Al netto di alcune sviste storiche, segnalate da Ernesto Galli della Loggia sul Corriere della Sera, M - Il figlio del secolo di Antonio Scurati è un libro con cui è necessario confrontarsi. Usiamo il termine “libro” perché l’intento dell’autore è quello di immaginare tutto ciò che non sappiamo di Benito Mussolini, partendo tuttavia da un’impressionante ricerca documentaristica. Siamo in uno spazio fra il romanzo e la storiografia, «un’invenzione cui la realtà arreca i propri materiali. Non arbitraria, però».
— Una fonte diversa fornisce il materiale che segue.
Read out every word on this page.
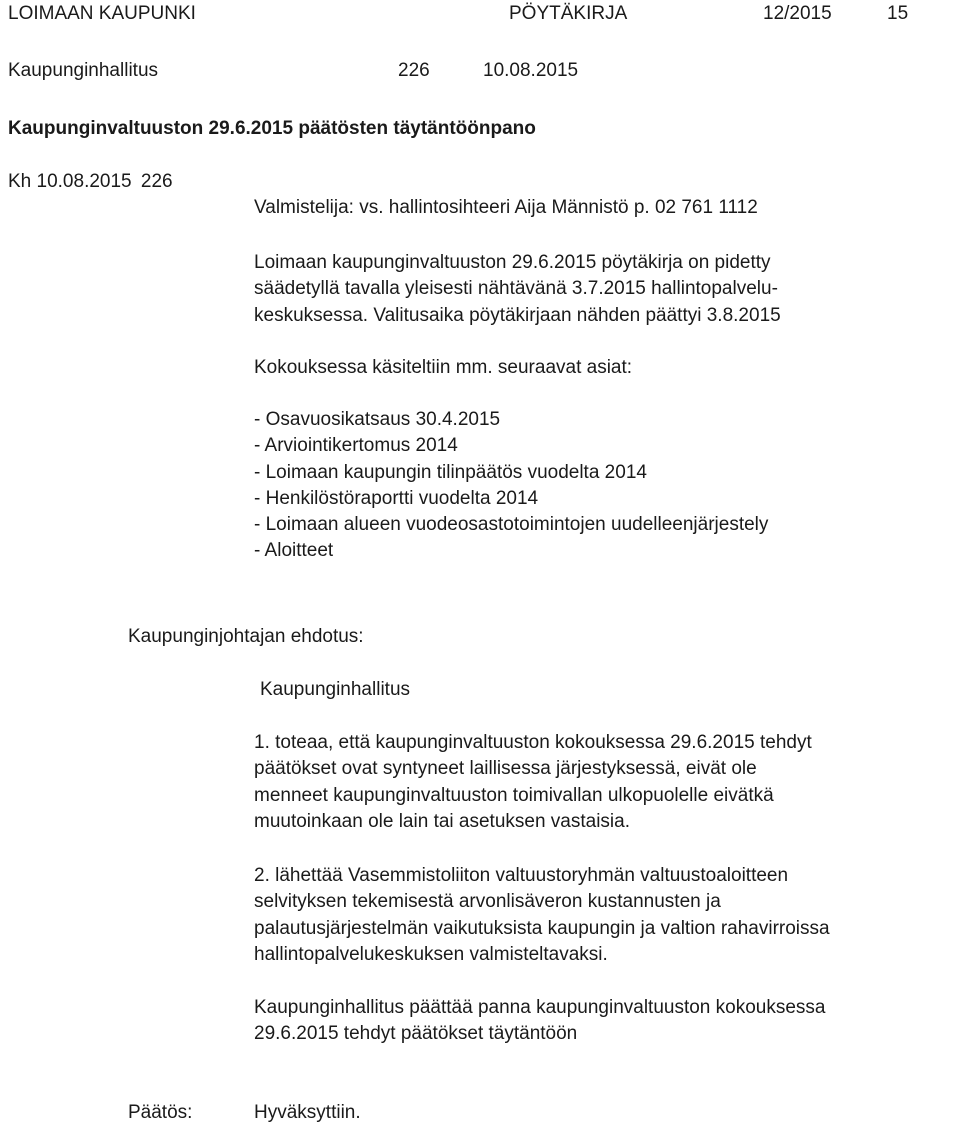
LOIMAAN KAUPUNKI	PÖYTÄKIRJA	12/2015	15
Kaupunginhallitus	226	10.08.2015
Kaupunginvaltuuston 29.6.2015 päätösten täytäntöönpano
Kh 10.08.2015 226
Valmistelija: vs. hallintosihteeri Aija Männistö p. 02 761 1112
Loimaan kaupunginvaltuuston 29.6.2015 pöytäkirja on pidetty
säädetyllä tavalla yleisesti nähtävänä 3.7.2015 hallintopalvelu-
keskuksessa. Valitusaika pöytäkirjaan nähden päättyi 3.8.2015
Kokouksessa käsiteltiin mm. seuraavat asiat:
- Osavuosikatsaus 30.4.2015
- Arviointikertomus 2014
- Loimaan kaupungin tilinpäätös vuodelta 2014
- Henkilöstöraportti vuodelta 2014
- Loimaan alueen vuodeosastotoimintojen uudelleenjärjestely
- Aloitteet
Kaupunginjohtajan ehdotus:
Kaupunginhallitus
1. toteaa, että kaupunginvaltuuston kokouksessa 29.6.2015 tehdyt
päätökset ovat syntyneet laillisessa järjestyksessä, eivät ole
menneet kaupunginvaltuuston toimivallan ulkopuolelle eivätkä
muutoinkaan ole lain tai asetuksen vastaisia.
2. lähettää Vasemmistoliiton valtuustoryhmän valtuustoaloitteen
selvityksen tekemisestä arvonlisäveron kustannusten ja
palautusjärjestelmän vaikutuksista kaupungin ja valtion rahavirroissa
hallintopalvelukeskuksen valmisteltavaksi.
Kaupunginhallitus päättää panna kaupunginvaltuuston kokouksessa
29.6.2015 tehdyt päätökset täytäntöön
Päätös:	Hyväksyttiin.
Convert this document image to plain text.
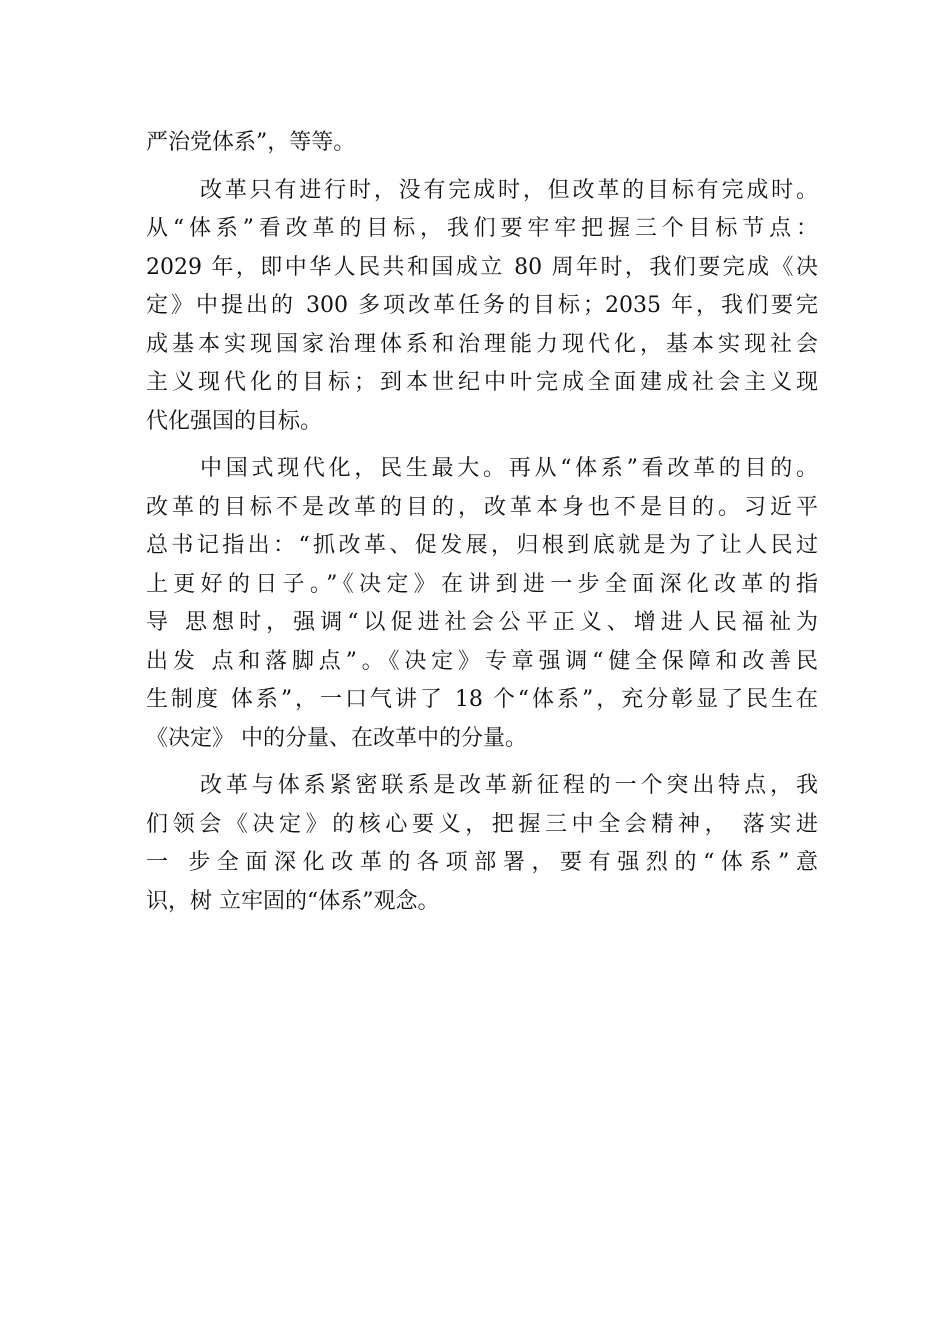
严治党体系”，等等。
改革只有进行时，没有完成时，但改革的目标有完成时。
从“体系”看改革的目标，我们要牢牢把握三个目标节点：
2029 年，即中华人民共和国成立 80 周年时，我们要完成《决
定》中提出的 300 多项改革任务的目标；2035 年，我们要完
成基本实现国家治理体系和治理能力现代化，基本实现社会
主义现代化的目标；到本世纪中叶完成全面建成社会主义现
代化强国的目标。
中国式现代化，民生最大。再从“体系”看改革的目的。
改革的目标不是改革的目的，改革本身也不是目的。习近平
总书记指出：“抓改革、促发展，归根到底就是为了让人民过
上更好的日子。”《决定》在讲到进一步全面深化改革的指
导 思想时，强调“以促进社会公平正义、增进人民福祉为
出发 点和落脚点”。《决定》专章强调“健全保障和改善民
生制度 体系”，一口气讲了 18 个“体系”，充分彰显了民生在
《决定》 中的分量、在改革中的分量。
改革与体系紧密联系是改革新征程的一个突出特点，我
们领会《决定》的核心要义，把握三中全会精神， 落实进
一 步全面深化改革的各项部署，要有强烈的“体系”意
识，树 立牢固的“体系”观念。
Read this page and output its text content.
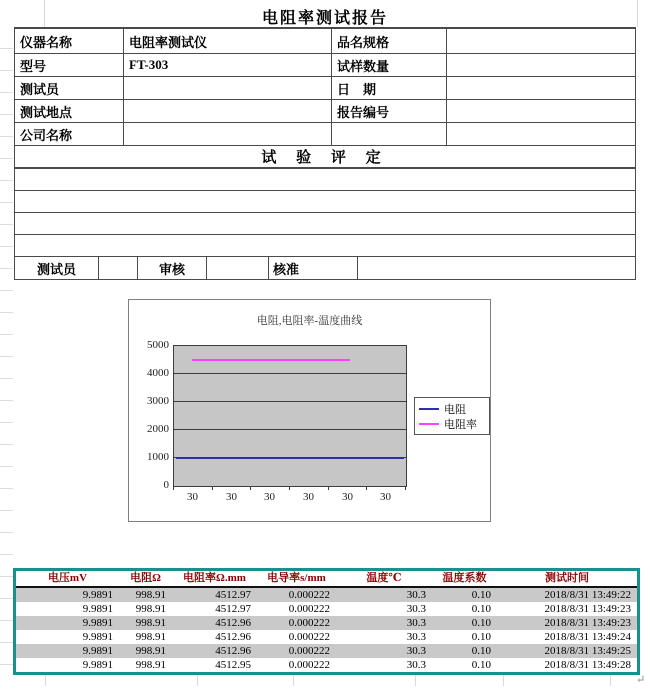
电阻率测试报告
仪器名称	电阻率测试仪	品名规格
型号	FT-303	试样数量
测试员	日　期
测试地点	报告编号
公司名称
试 验 评 定
测试员	审核	核准
电阻,电阻率-温度曲线
5000
4000
3000
2000
1000
0
30	30	30	30	30	30
电阻
电阻率
电压mV	电阻Ω	电阻率Ω.mm	电导率s/mm	温度℃	温度系数	测试时间
9.9891	998.91	4512.97	0.000222	30.3	0.10	2018/8/31 13:49:22
9.9891	998.91	4512.97	0.000222	30.3	0.10	2018/8/31 13:49:23
9.9891	998.91	4512.96	0.000222	30.3	0.10	2018/8/31 13:49:23
9.9891	998.91	4512.96	0.000222	30.3	0.10	2018/8/31 13:49:24
9.9891	998.91	4512.96	0.000222	30.3	0.10	2018/8/31 13:49:25
9.9891	998.91	4512.95	0.000222	30.3	0.10	2018/8/31 13:49:28
↵
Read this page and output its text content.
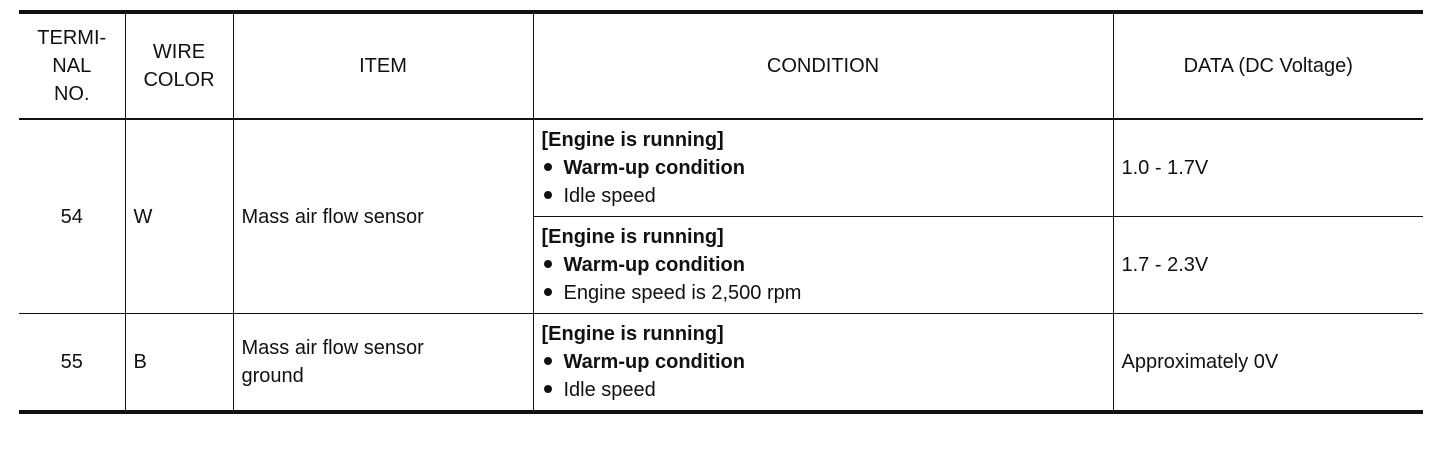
TERMI-
NAL
NO.	WIRE
COLOR	ITEM	CONDITION	DATA (DC Voltage)
54	W	Mass air flow sensor	[Engine is running]
Warm-up condition
Idle speed	1.0 - 1.7V

			[Engine is running]
Warm-up condition
Engine speed is 2,500 rpm	1.7 - 2.3V
55	B	Mass air flow sensor
ground	[Engine is running]
Warm-up condition
Idle speed	Approximately 0V
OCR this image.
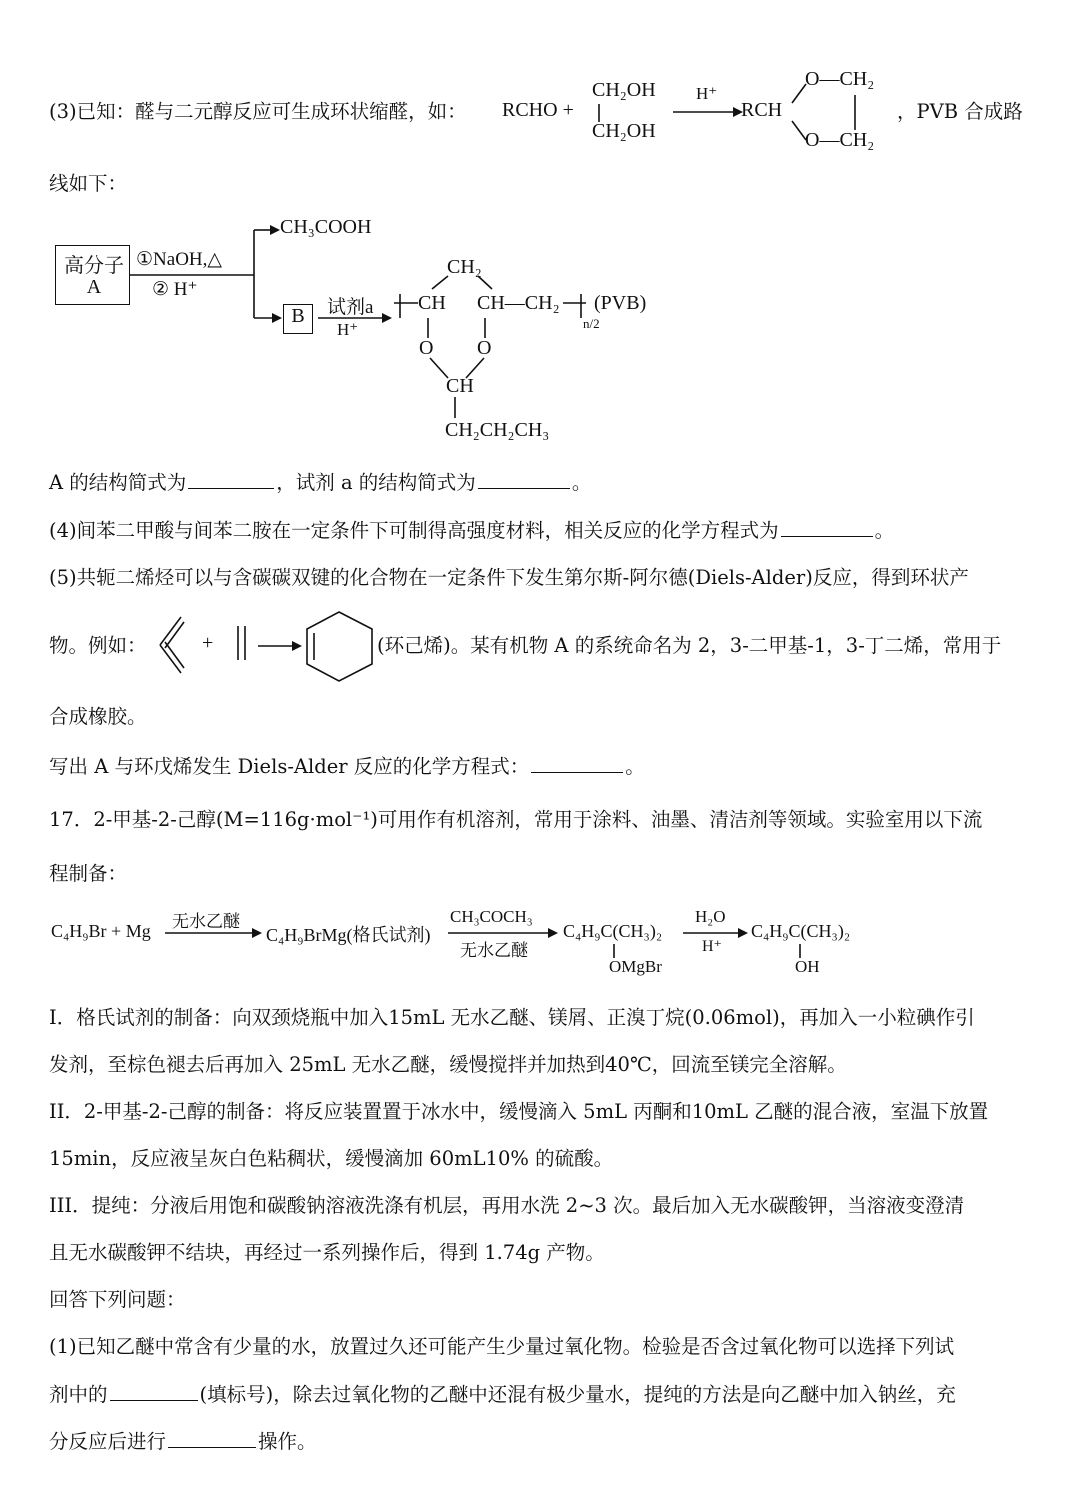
(3)已知：醛与二元醇反应可生成环状缩醛，如： RCHO +
CH₂OH
CH₂OH
H⁺
RCH
O—CH₂
O—CH₂
，PVB 合成路
线如下：
高分子
A
①NaOH,△
② H⁺
CH₃COOH
B	试剂a
H⁺
CH₂
CH CH—CH₂
n/2
(PVB)
O O
CH
CH₂CH₂CH₃
A 的结构简式为	，试剂 a 的结构简式为	。
(4)间苯二甲酸与间苯二胺在一定条件下可制得高强度材料，相关反应的化学方程式为	。
(5)共轭二烯烃可以与含碳碳双键的化合物在一定条件下发生第尔斯-阿尔德(Diels-Alder)反应，得到环状产
物。例如：	+	(环己烯)。某有机物 A 的系统命名为 2，3-二甲基-1，3-丁二烯，常用于
合成橡胶。
写出 A 与环戊烯发生 Diels-Alder 反应的化学方程式：	。
17．2-甲基-2-己醇(M=116g·mol⁻¹)可用作有机溶剂，常用于涂料、油墨、清洁剂等领域。实验室用以下流
程制备：
C₄H₉Br + Mg 无水乙醚
C₄H₉BrMg(格氏试剂)
CH₃COCH₃
无水乙醚
C₄H₉C(CH₃)₂
OMgBr
H₂O
H⁺
C₄H₉C(CH₃)₂
OH
I．格氏试剂的制备：向双颈烧瓶中加入15mL 无水乙醚、镁屑、正溴丁烷(0.06mol)，再加入一小粒碘作引
发剂，至棕色褪去后再加入 25mL 无水乙醚，缓慢搅拌并加热到40℃，回流至镁完全溶解。
II．2-甲基-2-己醇的制备：将反应装置置于冰水中，缓慢滴入 5mL 丙酮和10mL 乙醚的混合液，室温下放置
15min，反应液呈灰白色粘稠状，缓慢滴加 60mL10% 的硫酸。
III．提纯：分液后用饱和碳酸钠溶液洗涤有机层，再用水洗 2~3 次。最后加入无水碳酸钾，当溶液变澄清
且无水碳酸钾不结块，再经过一系列操作后，得到 1.74g 产物。
回答下列问题：
(1)已知乙醚中常含有少量的水，放置过久还可能产生少量过氧化物。检验是否含过氧化物可以选择下列试
剂中的	(填标号)，除去过氧化物的乙醚中还混有极少量水，提纯的方法是向乙醚中加入钠丝，充
分反应后进行	操作。
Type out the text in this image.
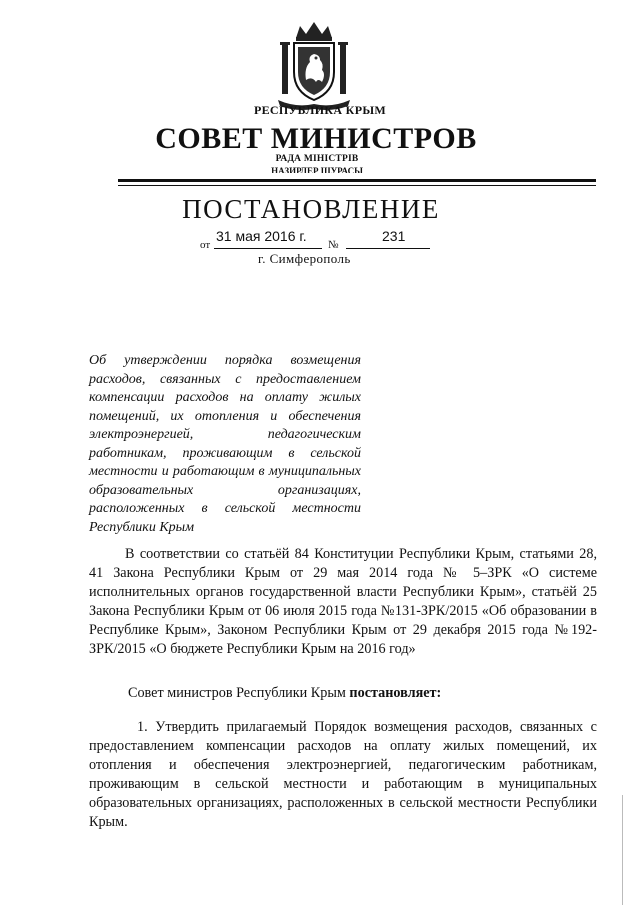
РЕСПУБЛИКА КРЫМ
СОВЕТ МИНИСТРОВ
РАДА МІНІСТРІВ
НАЗИРЛЕР ШУРАСЫ
ПОСТАНОВЛЕНИЕ
от
31 мая 2016 г.
№
231
г. Симферополь
Об утверждении порядка возмещения расходов, связанных с предоставлением компенсации расходов на оплату жилых помещений, их отопления и обеспечения электроэнергией, педагогическим работникам, проживающим в сельской местности и работающим в муниципальных образовательных организациях, расположенных в сельской местности Республики Крым
В соответствии со статьёй 84 Конституции Республики Крым, статьями 28, 41 Закона Республики Крым от 29 мая 2014 года № 5–ЗРК «О системе исполнительных органов государственной власти Республики Крым», статьёй 25 Закона Республики Крым от 06 июля 2015 года №131-ЗРК/2015 «Об образовании в Республике Крым», Законом Республики Крым от 29 декабря 2015 года №192-ЗРК/2015 «О бюджете Республики Крым на 2016 год»
Совет министров Республики Крым постановляет:
1. Утвердить прилагаемый Порядок возмещения расходов, связанных с предоставлением компенсации расходов на оплату жилых помещений, их отопления и обеспечения электроэнергией, педагогическим работникам, проживающим в сельской местности и работающим в муниципальных образовательных организациях, расположенных в сельской местности Республики Крым.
Il racconto parte dal 23 marzo 1919 e arriva alla fine del 1924. Cinque anni ricostruiti con brevi capitoli in cui si dà voce a un personaggio – Mussolini, ma anche Giacomo Matteotti, Magherita Sarfatti, Gabriele D’Annunzio, Italo Balbo... – e seguiti da citazioni dei documenti dell’epoca, in un continuo rimando fra realtà e fantasia. Una cronaca quasi quotidiana di ciò che accadde in quei giorni e in quegli anni a Mussolini, in pubblico e nel privato, e all’Italia. Cosa scopriamo? Molto, e farebbero bene insegnanti e studenti, oltre che ogni cittadino, ad adottare il testo. Emerge anzitutto la capacità di quest’uomo venuto dalla provincia di mettersi in sintonia con attese e inquietudini di un Paese appena uscito dalla Grande Guerra. Risulta evidente il ricorso metodico alla violenza come strumento di potere. Come anche la paura (della gente) e l’incapacità (dei politici) di reagire all’avanzata del fascismo.
Scurati non giudica e non commenta, fa parlare i fatti, dipingendo un grandioso affresco del periodo. E se, a più riprese, il lettore avrà l’impressione di rintracciare analogie con il presente, non dovrà imputarlo allo scrittore, bensì ai ricorsi della storia.